Wayne Barnett: A true and dear friend

I’ve often said that my husband George was the best man I ever knew, but Wayne Barnett is a pretty close second.  The friendship between George and Wayne stated at church camp in 1958 when they were in high school.  George lived in Pewee Valley;  Wayne, in Cropper.   They were reunited on their first day at Transylvania College in 1960. 

In 1963, on a retreat, George fell from a cliff into the hard mud of a creek and broke his back.  Doctors predicted he would not survive.  He did but a difficult recovery lay ahead.  Dr. Perrine hired Wayne to live with George and push him in his wheelchair.  Since Transylvania and most of Lexington—and, indeed, most of the world–had yet to adapt buildings and curbs that were wheelchair friendly, George and Wayne were almost like conjoined twins, rarely separated.

After George’s graduation his dad purchased a home where George and Wayne lived while attending Lexington Theological Seminary.  Wayne married LaDonna on June 4, 1966, with George performing the ceremony.  George and I married two weeks later with Wayne as best man.  Both graduated, were ordained, and began their full-time ministers.  They wrote sporadically, visited a few times when George returned to visit family in Kentucky, and saw each other at church assemblies.  After retirement, they renewed and deepened that friendship with several visits between Northern Kentucky and Austin, Texas. With George a huge fan of the University of Louisville and Wayne a long-time Kentucky fan, basketball season was filled with teasing and taunting.    They kept up on email.  When George realized how sick he was in October, 2012, I email Wayne and asked him to call George, to help keep his spirits up.  Wayne called at least weekly, every one of them a joyous event for George.

All of his life George battled health issues and had numerous surgeries.  On January 31,  2013, the doctors operated again.  Everything seemed to go well, but after the surgery, he couldn’t breathe.  Although brought back, George never fully recovered. s

In February, when George knew he was dying he scribbled his last message, “Call, Wayne.”  He wanted the man he considered a brother to be with him.   Of course Wayne came.  I never doubted he would.  He left for Austin the next day and stayed until 18 days until after George’s funeral March 5.  I’m grateful because he supported me and helped with decisions regarding George’s health care but I’m most grateful because this best of all friends came when George asked him, no questions. No excuses.  No delay.  Wayne came and was here for George as he always had been.

On March 2, the day George died  and although George was probably too sedated to know this, the Wildcat fan watched a UofL basketball game in the hospital room and cheered for George’s Cards against Syracuse.  Then he watched George being taken off life support with George’s sister, Diane, and me.  He cried with us. 
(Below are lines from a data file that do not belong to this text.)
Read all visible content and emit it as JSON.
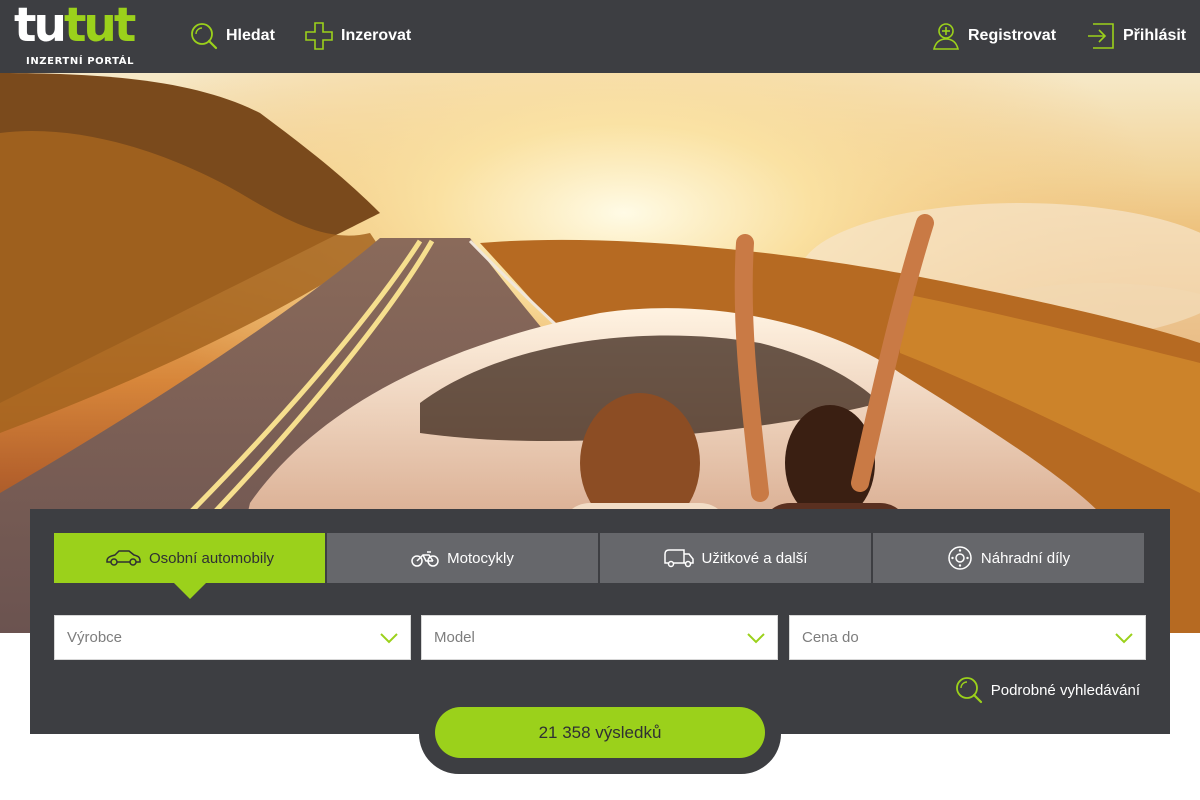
{
  "brand": {
    "word_white": "tu",
    "word_green": "tut",
    "tagline": "INZERTNÍ PORTÁL"
  },
  "nav": {
    "search": "Hledat",
    "advertise": "Inzerovat",
    "register": "Registrovat",
    "login": "Přihlásit"
  },
  "hero": {
    "image": "convertible-road-sunset-photo"
  },
  "tabs": [
    {
      "label": "Osobní automobily",
      "icon": "car-icon",
      "active": true
    },
    {
      "label": "Motocykly",
      "icon": "motorcycle-icon",
      "active": false
    },
    {
      "label": "Užitkové a další",
      "icon": "van-icon",
      "active": false
    },
    {
      "label": "Náhradní díly",
      "icon": "brake-disc-icon",
      "active": false
    }
  ],
  "filters": {
    "manufacturer_placeholder": "Výrobce",
    "model_placeholder": "Model",
    "price_placeholder": "Cena do"
  },
  "advanced_search": "Podrobné vyhledávání",
  "results_button": "21 358 výsledků",
  "colors": {
    "accent": "#9bd11b",
    "dark": "#3d3e42",
    "tab_inactive": "#66676b"
  }
}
As sick as Wayne was with some bug he picked up in the hospital, he attended the Monday evening visitation, coughing his lungs out.  Fortunately, he got a prescription that night.  He didn’t cough during the funeral but was there to remember George. 

Wayne was George’s best friend, always there to love and care for and support and joke with him.  I will always admire and appreciation your loyalty and friendship, Wayne.   You truly are a fine Christian man.  Thank you.

7 thoughts on “Wayne Barnett: A true and dear friend

  1. I am sure their friendship was two-way. George had a special gift of being genuine and true. You chose wisely in making the choice of a husband and soul mate. You, too are gifted with such a fine sense of humor and a genuine loving heart.
    I loved this story of true friendship and love, George was very fortunate to have lived his life well. What a gift he was to others. You, too, are such a gift.

    1. Thanks, Susie. Yes, I was incredibly blessed to have George around for nearly 47 years–he made me a better person. I appreciate the gift of your friendship and am delighted I can make people laugh.

  2. Thinking back on all the wonderful things Wayne did in those 18 days, including accompanying me driving back to Kentucky from Cedar Park when all my nerves and emotions were raw losing my beloved brother, I now imagine Wayne “Cropper” Barnett as a one man hospice to the Perrine family. Love always. Glad you wrote this Jane.

  3. He was terrific, wasn’t he? I’m so glad you had more company on that drive than just your big fuzzy dog. (Psst–Wayne prefers to have everyone forget that old nickname) Thanks for stopping by.

  4. For some reason, I’m not getting the information that there’s a comment. I’ll check more often and am sorry these responses were so late.